Any future college graduates who wish to To find a job at JPMorgan Chase you don’t have to worry about what they specialize in.
These instructions come directly from the company’s CEO, Jamie Dimon. IN interview earlier this week, Wall Street Journal Editor-in-chief Emma Tucker asked Dimon what a young person who wants to work at a $556 billion financial firm should learn.
“It’s almost not important to tell you the truth because you’re looking for smart, ethical, decent people,” Dimon responded.
While JPMorgan is taking a more holistic approach to campus hiring, it still favors those with finance backgrounds.
“I really think in business you have to learn the language of business, which is accounting—a little bit of basic business,” Dimon said. “I think it would help to get into accounting, finance, [or] markets. Something like that.”

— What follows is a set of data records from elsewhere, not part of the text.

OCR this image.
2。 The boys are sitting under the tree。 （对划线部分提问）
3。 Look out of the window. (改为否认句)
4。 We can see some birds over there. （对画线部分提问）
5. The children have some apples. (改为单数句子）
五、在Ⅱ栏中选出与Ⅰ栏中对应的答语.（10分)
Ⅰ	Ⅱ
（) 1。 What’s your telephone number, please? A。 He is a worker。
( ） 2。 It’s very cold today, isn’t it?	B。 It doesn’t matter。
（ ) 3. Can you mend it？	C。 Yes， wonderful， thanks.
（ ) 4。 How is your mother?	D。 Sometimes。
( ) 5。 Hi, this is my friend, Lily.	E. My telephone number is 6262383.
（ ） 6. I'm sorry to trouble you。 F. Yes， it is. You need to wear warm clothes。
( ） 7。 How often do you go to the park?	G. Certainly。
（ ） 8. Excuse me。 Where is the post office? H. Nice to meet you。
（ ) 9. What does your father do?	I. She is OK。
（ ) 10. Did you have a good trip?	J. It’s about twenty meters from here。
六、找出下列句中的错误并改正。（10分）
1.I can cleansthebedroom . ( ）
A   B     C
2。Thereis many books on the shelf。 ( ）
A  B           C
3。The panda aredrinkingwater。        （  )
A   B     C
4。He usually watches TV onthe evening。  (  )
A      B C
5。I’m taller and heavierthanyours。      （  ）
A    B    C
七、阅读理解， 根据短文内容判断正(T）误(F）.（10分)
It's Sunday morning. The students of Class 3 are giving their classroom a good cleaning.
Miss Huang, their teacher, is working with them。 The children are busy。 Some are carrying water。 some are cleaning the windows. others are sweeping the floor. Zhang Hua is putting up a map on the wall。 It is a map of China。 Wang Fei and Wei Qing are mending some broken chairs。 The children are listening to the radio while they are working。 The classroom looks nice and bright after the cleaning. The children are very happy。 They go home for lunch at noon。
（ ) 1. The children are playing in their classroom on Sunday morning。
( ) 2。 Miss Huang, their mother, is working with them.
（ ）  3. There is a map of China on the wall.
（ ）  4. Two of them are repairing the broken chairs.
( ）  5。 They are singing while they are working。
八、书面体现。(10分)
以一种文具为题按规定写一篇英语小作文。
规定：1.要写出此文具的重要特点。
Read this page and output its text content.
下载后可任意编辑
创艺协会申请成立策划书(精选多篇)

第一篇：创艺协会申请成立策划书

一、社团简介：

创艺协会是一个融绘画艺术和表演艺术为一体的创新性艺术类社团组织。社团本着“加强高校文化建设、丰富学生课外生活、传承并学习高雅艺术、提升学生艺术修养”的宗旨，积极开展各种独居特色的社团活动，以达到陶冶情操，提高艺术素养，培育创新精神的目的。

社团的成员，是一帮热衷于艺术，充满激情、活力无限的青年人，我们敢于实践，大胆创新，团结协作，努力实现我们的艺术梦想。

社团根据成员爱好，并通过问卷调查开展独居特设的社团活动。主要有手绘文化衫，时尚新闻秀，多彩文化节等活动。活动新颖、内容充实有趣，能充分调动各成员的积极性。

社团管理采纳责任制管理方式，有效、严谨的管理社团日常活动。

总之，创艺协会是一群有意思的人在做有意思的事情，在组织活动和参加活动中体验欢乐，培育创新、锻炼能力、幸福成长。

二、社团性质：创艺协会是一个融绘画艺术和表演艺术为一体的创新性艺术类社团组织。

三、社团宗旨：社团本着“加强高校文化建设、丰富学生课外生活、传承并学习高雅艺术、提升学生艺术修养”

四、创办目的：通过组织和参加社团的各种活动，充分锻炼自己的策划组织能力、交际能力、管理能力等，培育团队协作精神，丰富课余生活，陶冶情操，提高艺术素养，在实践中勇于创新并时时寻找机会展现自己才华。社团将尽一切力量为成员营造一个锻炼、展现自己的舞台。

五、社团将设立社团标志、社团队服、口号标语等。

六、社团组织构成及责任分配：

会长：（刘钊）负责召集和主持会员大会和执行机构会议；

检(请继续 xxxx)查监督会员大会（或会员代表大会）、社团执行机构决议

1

The comments may come as a surprise to those expecting one of Wall Street’s most successful executives to say that aspiring bankers only need to study finance or math. But the emphasis on hiring diverse, yet experienced candidates for open positions is a growing trend. Companies are no longer looking only for a select group of potential employees. Opening up to candidates from different backgrounds can help employers support a wider range of candidates.
“We value and recognize that talent is not limited to any specific group and that diverse backgrounds, perspectives and backgrounds enrich our workforce and contribute to our collective success,” a JPM spokesperson said in an email. They also explained that the bank hires candidates from a variety of higher education backgrounds as it undertakes non-banking roles such as data science, marketing, HR and technology.
Rather than looking solely at a candidate’s specialty, JPMorgan prefers to look at cultural fit, according to the company’s HR director, Robin Leopold. JPMorgan recruiters use the following questions to evaluate candidates: “Will they fit on the team?” Leopold said on the LinkedIn Get Hired podcast. “How did they come to the interview? Were they ready? Were they curious? Do they represent our values?”
Although even something as intangible as cultural fit is scrutinized to ensure maximum fairness. In some corporate circles there is move away from simply asking if a person is a “culture fit” because it can reinforce unconscious bias by only hiring people who are similar to each other. Instead, there is a movement to evaluate whether a candidate can be additive to the company culture. Critics of hiring for culture fit alone believe it gives a static view of someone’s talents that doesn’t take into account whether they might succeed in a different work environment.
Hiring people from diverse backgrounds can also help increase the diversity of an organization. “[We] definitely think about it not just in terms of race and gender, we think of it as diversity of thought,” Leopold said.
To try to increase diversity, some companies have gone even further than Dimon suggested and dropped the college degree requirement altogether. Last year, Linkedin found that the number of jobs that don’t require a college degree increased by 90%. Some experts expect this trend to continue to spread and eventually become the norm. In the United States, 61% of high school graduates go on to college, according to October Labor Department data. But lately, a degree has ceased to be as reliable a way to get a job. In 2023, 70% of bachelor’s degree holders aged 20 to 29 were employed, up from 76.4% the year before.
The growing trend to remove education requirements from employment criteria has gained momentum during the labor market crisis caused by the pandemic. As companies desperately tried to fill open positions, they began looking in unusual places and changing their requirements. Some, including JPMorgan, have eliminated the need for bachelor degree when they realized that more than 60% of Americans do not have higher education. A company spokesman said 80% of the bank’s current vacancies for “experienced employees” do not require a college degree.
“Of course we go to campuses, but those are not the vast majority of places where we hire,” Leopold said during her podcast appearance. “We’ve really been able to identify talent in all areas and places, and I think that really makes us a stronger company.”
When it comes to education, Dimon has in the past called on colleges and educational institutions to prioritize getting students good jobs over graduation rates. “If you look at kids, they have to get an education to get a job,” Dimon said during an interview last month. “I think schools should be judged on whether kids were able to come out and get good jobs?”